Currency Pair Trading of US Dollar and Japanese Yen – Kavan Choksi Japan
USD (US dollar) and JPY (Japanese Yen) is one of the most popular pair in currency pair trading. It is now one of the top choices of beginners as well as seasoned traders alike. Since the global economic crisis in the year 2008, the Japanese Yen has remained a reliable currency, and it is not becoming the third-largest currency to be considered a safe haven for forex investors. The pairing of USD/JPY plays a crucial role in the trading activities through the Asian markets, and JPY is also sold or bought to substitute any other unpredictable currencies in this regional market.
As we know, the Japanese Yen is one of the top reserve currencies in Asian markets. The major benefit of JPY for traders is its high liquidity possibility, with which the traders can try to capitalize on the market movement in the countries where the currencies are otherwise to trade in larger volumes. High liquidity is always a benefit to the traders in the Asian market as it is always highly volatile.
Kavan Choksi Japan on USD/JPY pairing
As we discussed above, at larger volumes, JPY is considered to be a safe haven by the forex traders in the Asian market, whereas the USD/JPY pairing can offer greater stability and liquidity compared to other such pairings. Kavan Choksi Japan suggests thatthe forex traders should also try to study the other market factors too, which may affect the price movements of JPY.

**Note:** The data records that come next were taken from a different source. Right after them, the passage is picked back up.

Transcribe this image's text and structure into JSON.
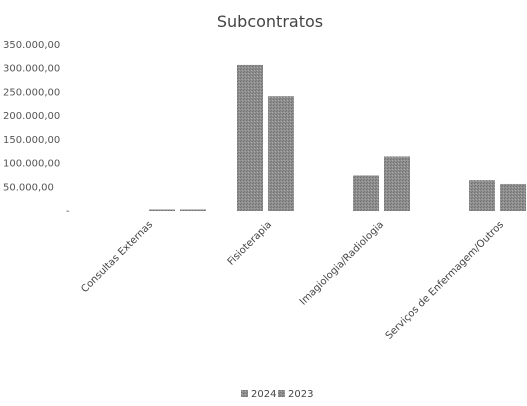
{
  "chart_data": {
    "type": "bar",
    "title": "Subcontratos",
    "categories": [
      "Consultas Externas",
      "Fisioterapia",
      "Imagiologia/Radiologia",
      "Serviços de Enfermagem/Outros"
    ],
    "series": [
      {
        "name": "2024",
        "values": [
          2000,
          308000,
          75000,
          65000
        ],
        "color": "#8a8a8a"
      },
      {
        "name": "2023",
        "values": [
          2000,
          242000,
          115000,
          57000
        ],
        "color": "#8a8a8a"
      }
    ],
    "y_ticks": [
      {
        "value": 50000,
        "label": "50.000,00"
      },
      {
        "value": 100000,
        "label": "100.000,00"
      },
      {
        "value": 150000,
        "label": "150.000,00"
      },
      {
        "value": 200000,
        "label": "200.000,00"
      },
      {
        "value": 250000,
        "label": "250.000,00"
      },
      {
        "value": 300000,
        "label": "300.000,00"
      },
      {
        "value": 350000,
        "label": "350.000,00"
      }
    ],
    "y_zero_label": "-",
    "ylim": [
      0,
      350000
    ],
    "grid": false,
    "legend_position": "bottom"
  }
}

One major advantage of USD/JPY pairing in trading is the high rate of daily liquidity, which may create some volatility that generates better trading opportunities. As USD/JPY is correlated strongly to the commodities market in Japan, these price fluctuations can create more opportunities by making the price movements much easier to predict than the other currency pairs.
Also, USD/JPY pairing features a limited bid-ask spread on comparing the same with any other currency pairing of USD with Asian market currencies. The low spread will also help increase the profit for traders. However, there are some limitations also to consider while you try to place a trace, which starts with the volatility of such a pairing. When compared to many other top currencies pairing, the high volatility of the USD/JPY may prevent this pair from functioning as the trader’s safe haven always. Even though there is a greater chance of opportunities due to the volatility, it may sometimes lead to quick losses, too, which the traders to be aware of. So, one should pay close attention to all the cycles to identify the scope of a loss.
Trading on USD/JPY
The expert suggestion is that one should target trading on USD/JPY during the times of peak market activities. This window may represent the highest potential to earn profit from the price movements. You should also keep in mind that even when forex trading is open for 24 hours, traders need to be diligent about their trade timings to leverage the benefit of the peak trading window.
So, Kavan Choksi Japan reinstates that USD/JPY is one of the high liquidity pairings that plays a crucial role in Asian forex market trading. Whether you are a beginner or an expert, the key to success is to pay close attention to the market factor to identify the right windows.